Department officials received their first report of a deer killed by the disease from Clay County on July 17. A week later, reports of dead deer escalated in the Green River region. Because of the large amount of mud flats in that area, the Green River region had 35 percent of the state’s reported EHD deer kills. The outbreak ceased once cold weather starting killing the midges.
The disease wasn’t limited to Kentucky. Officials at the Southeastern Cooperative Wildlife Disease Study group, based at the University of Georgia, documented cases of EHD this year from California to New York. The virus was not a new or more virulent strain, the group noted in its newsletter, but a common one documented since the 1950s.
How many deer died from the disease this year in Kentucky? While there is no way of knowing for certain, the number of deer taken by hunters this year does offer some insight.
Through the end of this year’s modern gun season, hunters checked in 100,488 deer. (At the start of the season, Kentucky had an estimated 900,000 to 1 million deer.) In 2006 – a banner year for deer – hunters reported taking 109,069 deer. In 2005, hunters had killed 100,137 deer by the end of modern gun season.

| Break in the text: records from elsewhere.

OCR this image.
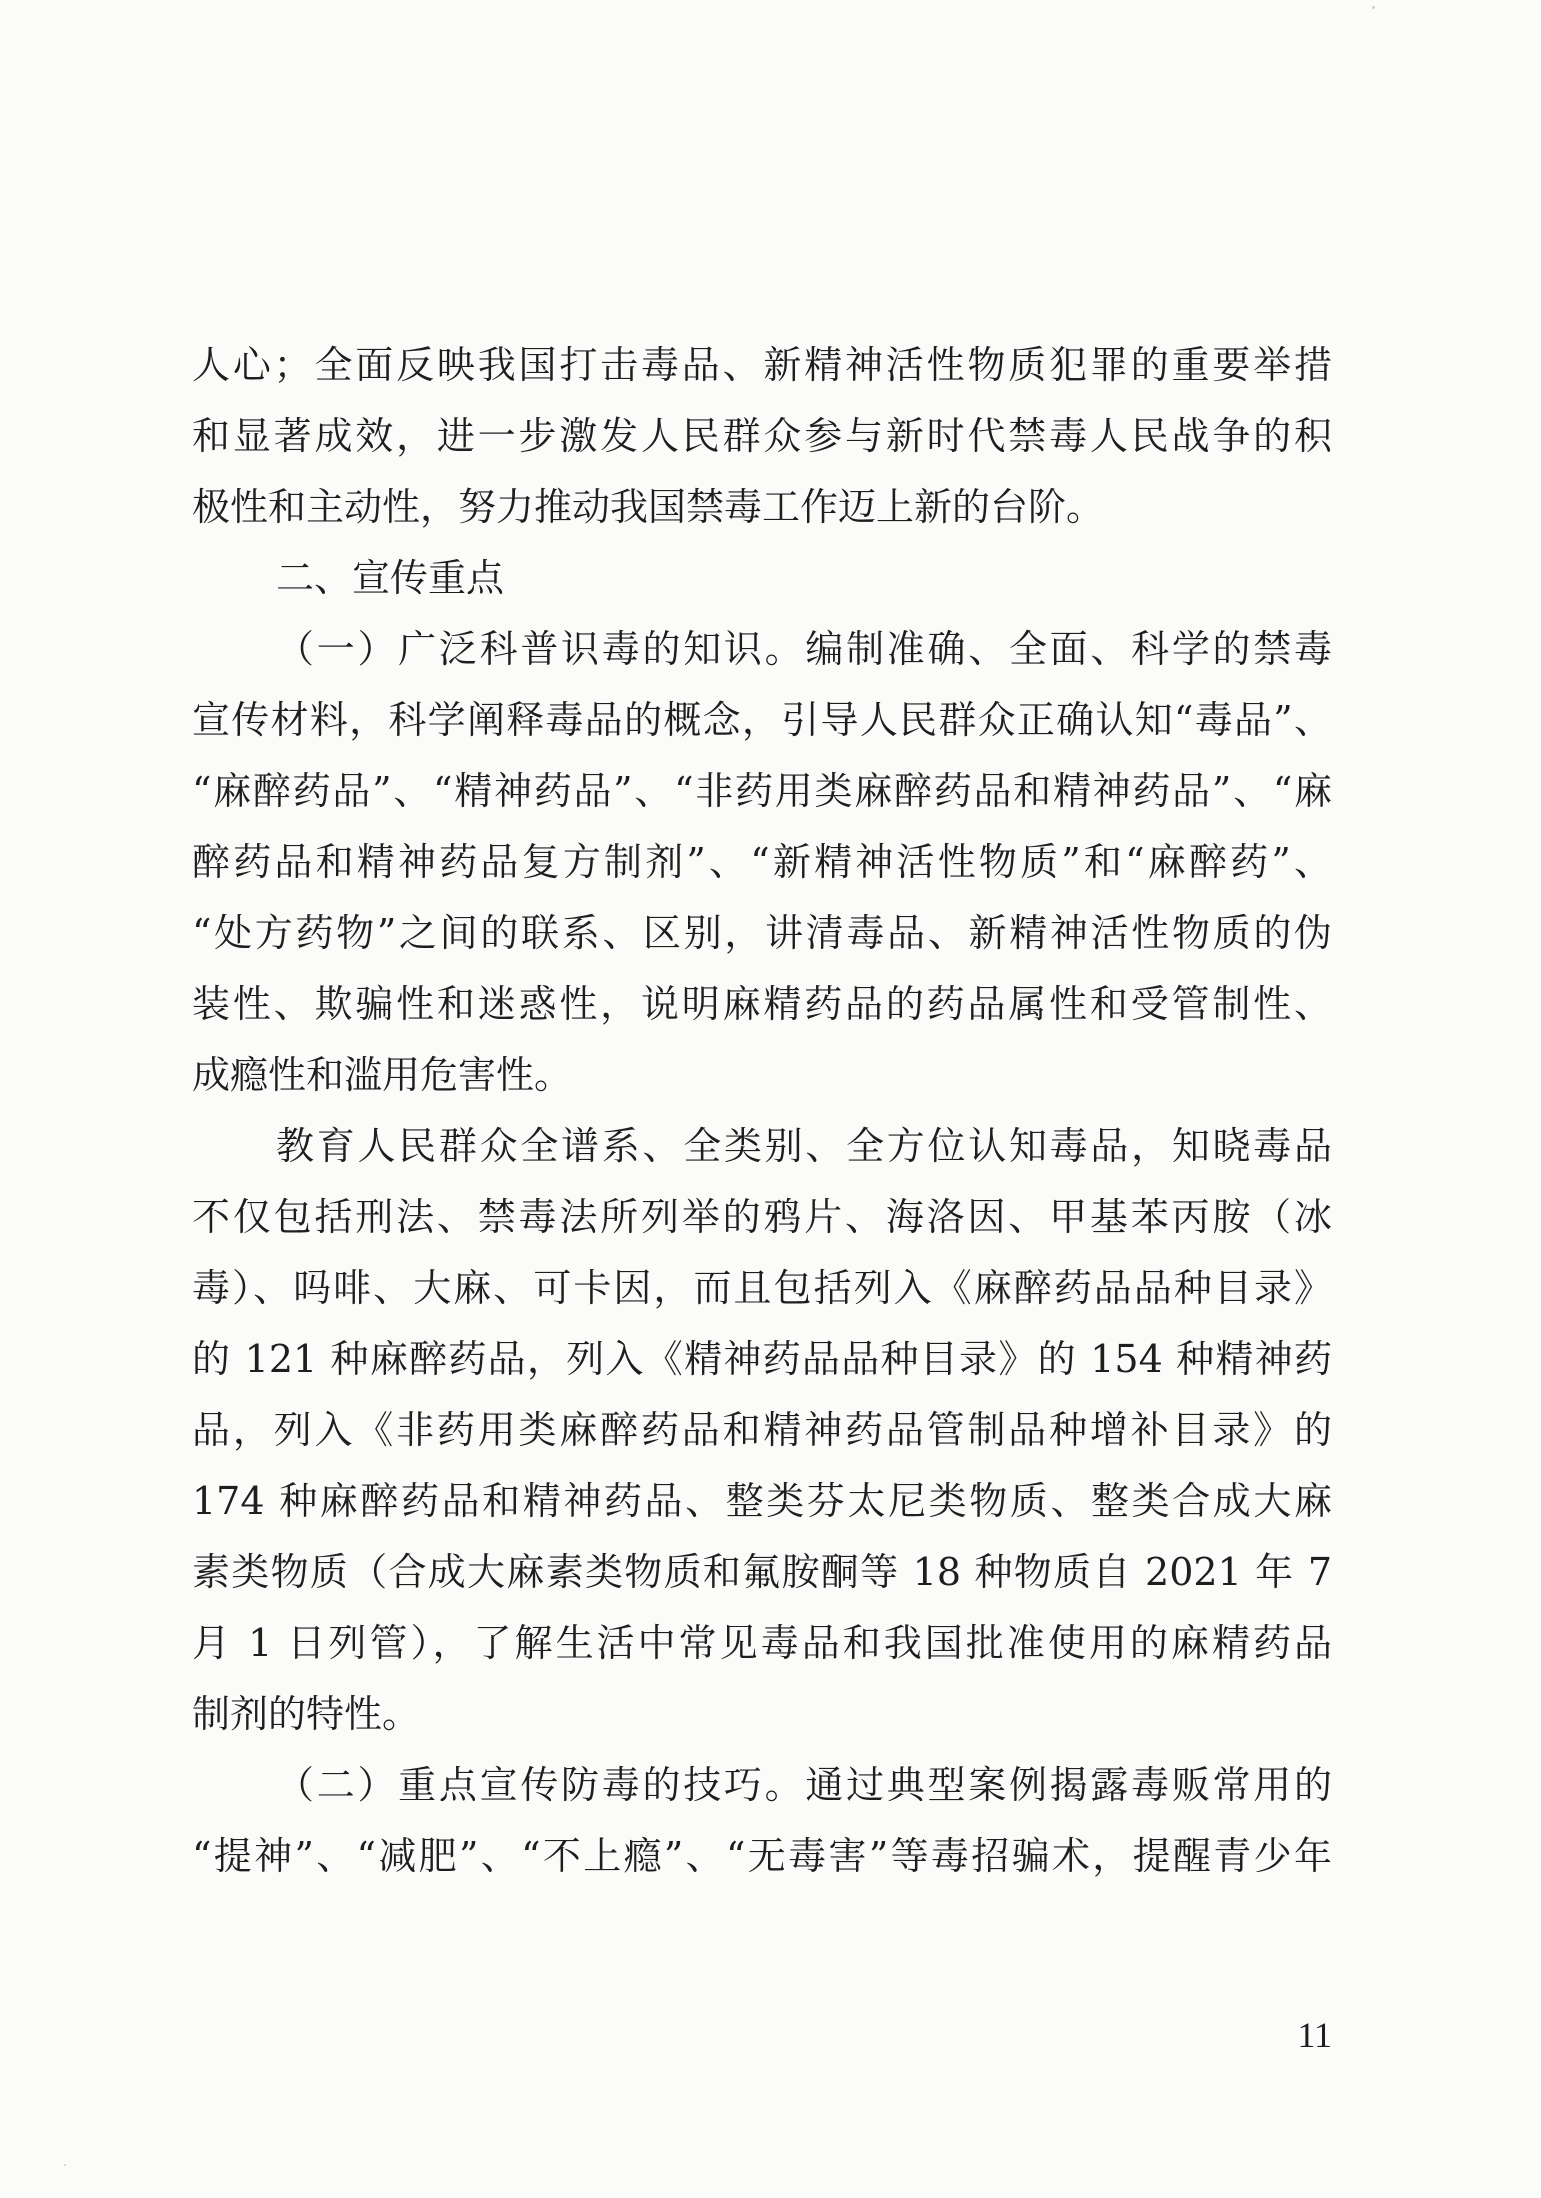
人心；全面反映我国打击毒品、新精神活性物质犯罪的重要举措
和显著成效，进一步激发人民群众参与新时代禁毒人民战争的积
极性和主动性，努力推动我国禁毒工作迈上新的台阶。
二、宣传重点
（一）广泛科普识毒的知识。编制准确、全面、科学的禁毒
宣传材料，科学阐释毒品的概念，引导人民群众正确认知“毒品”、
“麻醉药品”、“精神药品”、“非药用类麻醉药品和精神药品”、“麻
醉药品和精神药品复方制剂”、“新精神活性物质”和“麻醉药”、
“处方药物”之间的联系、区别，讲清毒品、新精神活性物质的伪
装性、欺骗性和迷惑性，说明麻精药品的药品属性和受管制性、
成瘾性和滥用危害性。
教育人民群众全谱系、全类别、全方位认知毒品，知晓毒品
不仅包括刑法、禁毒法所列举的鸦片、海洛因、甲基苯丙胺（冰
毒）、吗啡、大麻、可卡因，而且包括列入《麻醉药品品种目录》
的 121 种麻醉药品，列入《精神药品品种目录》的 154 种精神药
品，列入《非药用类麻醉药品和精神药品管制品种增补目录》的
174 种麻醉药品和精神药品、整类芬太尼类物质、整类合成大麻
素类物质（合成大麻素类物质和氟胺酮等 18 种物质自 2021 年 7
月 1 日列管），了解生活中常见毒品和我国批准使用的麻精药品
制剂的特性。
（二）重点宣传防毒的技巧。通过典型案例揭露毒贩常用的
“提神”、“减肥”、“不上瘾”、“无毒害”等毒招骗术，提醒青少年
11
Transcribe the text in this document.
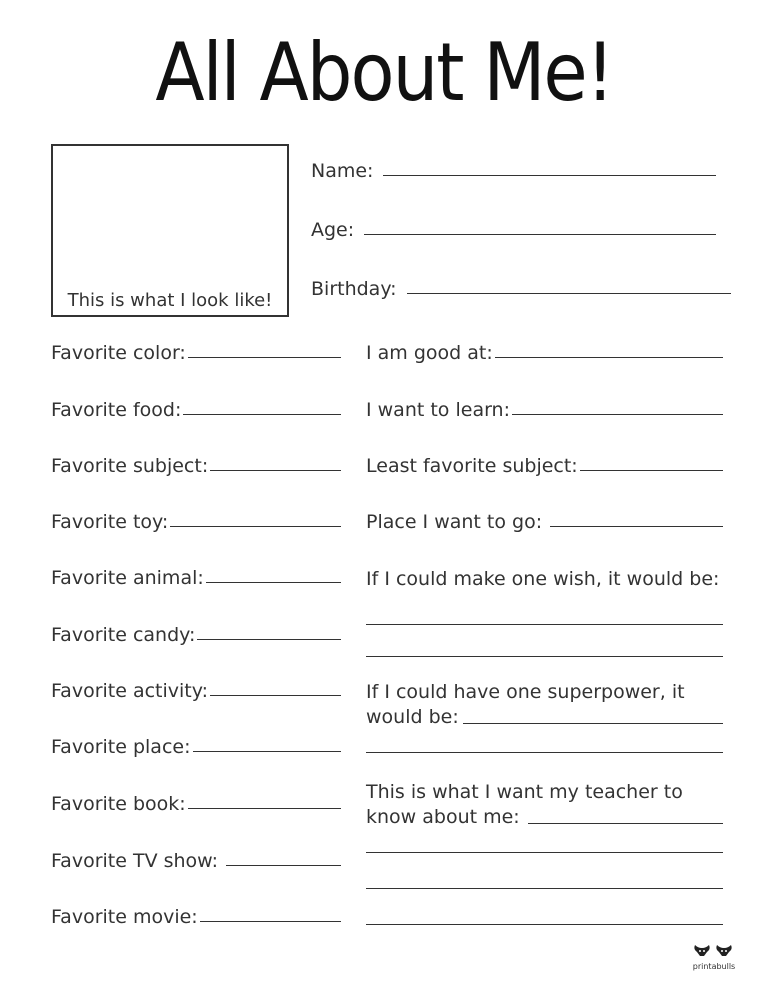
All About Me!
This is what I look like!
Name:
Age:
Birthday:
Favorite color:
Favorite food:
Favorite subject:
Favorite toy:
Favorite animal:
Favorite candy:
Favorite activity:
Favorite place:
Favorite book:
Favorite TV show:
Favorite movie:
I am good at:
I want to learn:
Least favorite subject:
Place I want to go:
If I could make one wish, it would be:
If I could have one superpower, it
would be:
This is what I want my teacher to
know about me:
printabulls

In 16 counties located north of Lexington, hunters recorded a three-year high for the number of deer taken. In Owen County, the state’s biggest deer producer, hunters took 3,335 whitetails through the end of modern gun season compared to 3,013 the previous year.
Several counties in western Kentucky’s “buck belt” showed significant decreases in deer harvest. In Ohio County, hunters killed 1,505 deer through the end of this year’s modern gun season compared to 2,122 last year. Ohio County had 112 deer reported killed by EHD, ranking it ninth in the state. In Muhlenberg County, where 121 deer were reported killed by EHD, hunters took 1,036 deer through the end of modern gun season compared to 1,624 the previous year.
Other major counties showing decreases in hunter harvest during this hunting season include Butler, Christian, Hopkins and Breckinridge counties. Crittenden County, the state’s second-largest deer producer, also had the most deer reported killed by EHD, at 206 animals. Hunters in that county took 2,613 deer through the end of modern gun season, compared to 2,795 last year and 2,336 in 2005.
Kentucky Department of Fish and Wildlife Resources Big Game Coordinator Tina Brunjes noted that this year’s modern gun season deer harvest is similar to the 2003 and 2005 seasons. “That tells us that the impacts of EHD were localized,” she said. “If EHD did have a major impact on our deer herd, then we should have seen a greater effect on the deer harvest.”
Deer harvest numbers also may be skewed this year because fewer people are hunting them. Through the end of modern gun season, 11,409 fewer people bought a license or permit that allows them to hunt deer than in 2006. The loss of deer hunters could coincide with this year’s price license increase, or hunters may have been scared off by media reports of diseased deer.
Wildlife Division Director Karen Alexy said she might recommend deer zone changes for the hardest hit counties at the Kentucky Fish and Wildlife Commission’s wildlife committee meeting in February. “Although we lost some animals in localized areas, we still have a booming deer herd in Kentucky,” she said.
Deer populations in the most affected areas will likely recover in 1-2 years, she added.
Meanwhile, Watson said not to expect similar outbreaks of the disease any time soon. Deer that lived have built up immunity to the disease. “The deer herd in the entire state has probably been inoculated for a couple of years,” he said. “We won’t have much activity for EHD in the near future.”